A container ship ran aground on a coral reef off of New Zealand’s North Island (map, from bbcimg.co.uk) on Wednesday.
On Sunday the country’s prime minister John Key flew over the scene in a helicopter and said two inquiries were already under way to find out why the ship had collided with the Astrolabe Reef.
The Liberian-flagged ship, the MV Rena, is owned by Greece-based Costamare Inc. It is leaking oil and has created a 5-km slick. It is stranded 12 nautical miles off the coast.
With heavy swells and gale-force winds forecasted for the area from Monday, an all-out effort is under way to remove nearly 2,000 tonnes of oil remaining in the vessel.
According to officials since Wednesday 20-30 tonnes of oil have spilled into the Bay of Plenty, one of New Zealand’s top tourist destinations which is home to whales, dolphins, seals, penguins and a variety of birds.
“Serious questions” must be answered, said Mr Key.
“People know about the reef, and for it to plough into it for no particular reason – at night, in calm waters – tells you something terrible has gone wrong and we need to understand why,” he told Radio New Zealand.
The salvage operation is making good progress, said New Zealand’s oil spill response agency, Maritime New Zealand (MNZ). It added that “significant equipment” is at the scene : a naval supply ship, two in-shore patrol vessels and two helicopters.
MNZ said that experts are on board the Rena with specialist equipment in order to warn them if the ship is in danger of breaking up.
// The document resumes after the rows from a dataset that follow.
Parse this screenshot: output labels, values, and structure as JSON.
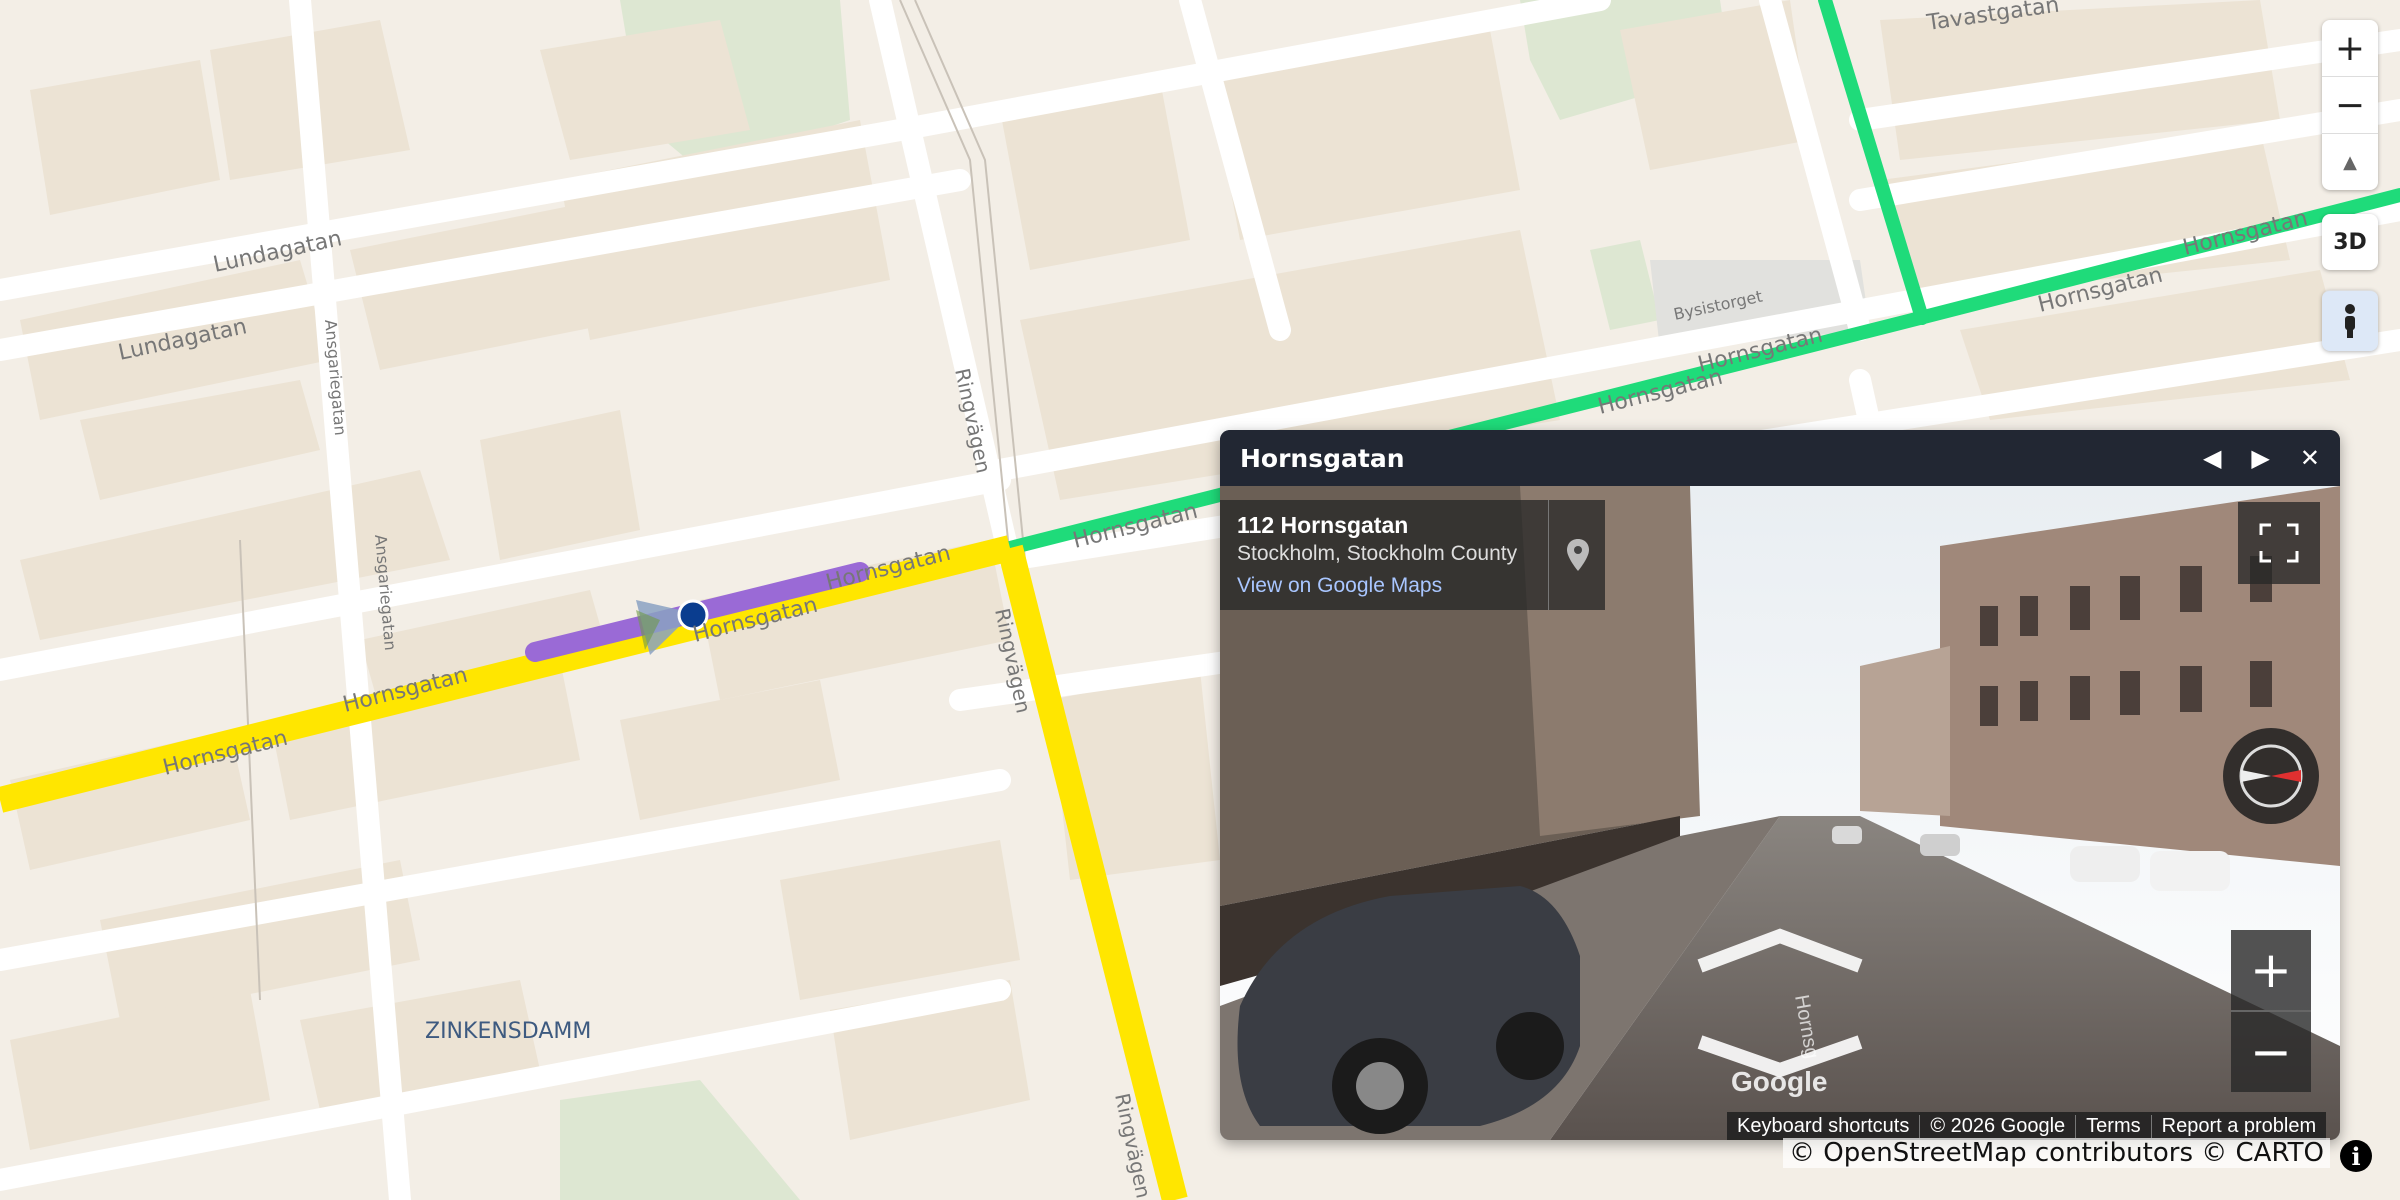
{
  "map": {
    "street_labels": [
      "Lundagatan",
      "Lundagatan",
      "Ansgariegatan",
      "Ansgariegatan",
      "Ringvägen",
      "Ringvägen",
      "Ringvägen",
      "Hornsgatan",
      "Hornsgatan",
      "Hornsgatan",
      "Hornsgatan",
      "Hornsgatan",
      "Hornsgatan",
      "Hornsgatan",
      "Hornsgatan",
      "Hornsgatan",
      "Tavastgatan",
      "Bysistorget",
      "ZINKENSDAMM"
    ],
    "colors": {
      "yellow_route": "#ffe600",
      "green_route": "#1fdb7a",
      "purple_route": "#9a6ad6",
      "marker": "#0a3d8f"
    }
  },
  "controls": {
    "zoom_in": "+",
    "zoom_out": "−",
    "reset_north": "▲",
    "three_d": "3D",
    "pegman_icon": "pegman-icon"
  },
  "panel": {
    "title": "Hornsgatan",
    "prev": "◀",
    "next": "▶",
    "close": "✕",
    "address_line1": "112 Hornsgatan",
    "address_line2": "Stockholm, Stockholm County",
    "view_link": "View on Google Maps",
    "google_logo": "Google",
    "street_arrow_label": "Hornsg",
    "zoom_in": "+",
    "zoom_out": "−",
    "footer": [
      "Keyboard shortcuts",
      "© 2026 Google",
      "Terms",
      "Report a problem"
    ]
  },
  "attribution": "© OpenStreetMap contributors © CARTO",
  "info": "i"
}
“The top priority is to first remove the oil, then lighten the vessel by removing the containers, and finally, move the ship off the reef,” the MNZ said.
When it crashed into the reef, the MV Rena was carrying 2,171 loaded containers, some containing pollutants including paint and grease.
The oil that has spilled in the water is being scooped up by two barges.
But the MNZ said people should see more oil in the water in the coming days and washing up on nearby beaches on Wednesday or Thursday.
“The weather is starting to change, and is forecast to deteriorate over the coming days, which will impact on both the salvage and oil recovery effort,” it warned.
With one end of the ship stuck on the reef and the other end floating free, the coming stormy weather could lead to its break-up, experts said.
“Once you increase the swell, the upsurge, the lift on the aft end of the ship will increase, and the chances of her separating start to rise,” explained Marine Risk Assessor John Riding.
The ship’s owners said they were “working tirelessly” on the response.
In a statement the firm said that “minimising any impact to New Zealand’s coastline is the absolute priority”.
“The current primary focus of the salvage operations is the safe transfer of the vessel’s fuel oil from her tanks.”
A one-kilometre exclusion zone has been established around the ship by MNZ, which warned that the fuel oil is toxic.
Two wildlife rescue centres have been established by the department of conservation. In the meantime teams are scouring the beaches and islands of the Bay of Plenty, searching for oil-covered animals and birds.
Eight oiled birds, including little blue penguins, have been found and taken to a wildlife facility in Te Maunga, said the maritime authorities.
“From tip to toe, they are covered in black sticky gunk, matting up all their feathers right down to the skin,” said Brett Gartrell of New Zealand’s Wildlife Health Centre. “They have ingested it and started to get anaemic, which is part of the toxic effect of the oil.”
The accident happened in the middle of the breeding season for birds, a “disastrous” timing, said the animal welfare group Forest and Bird.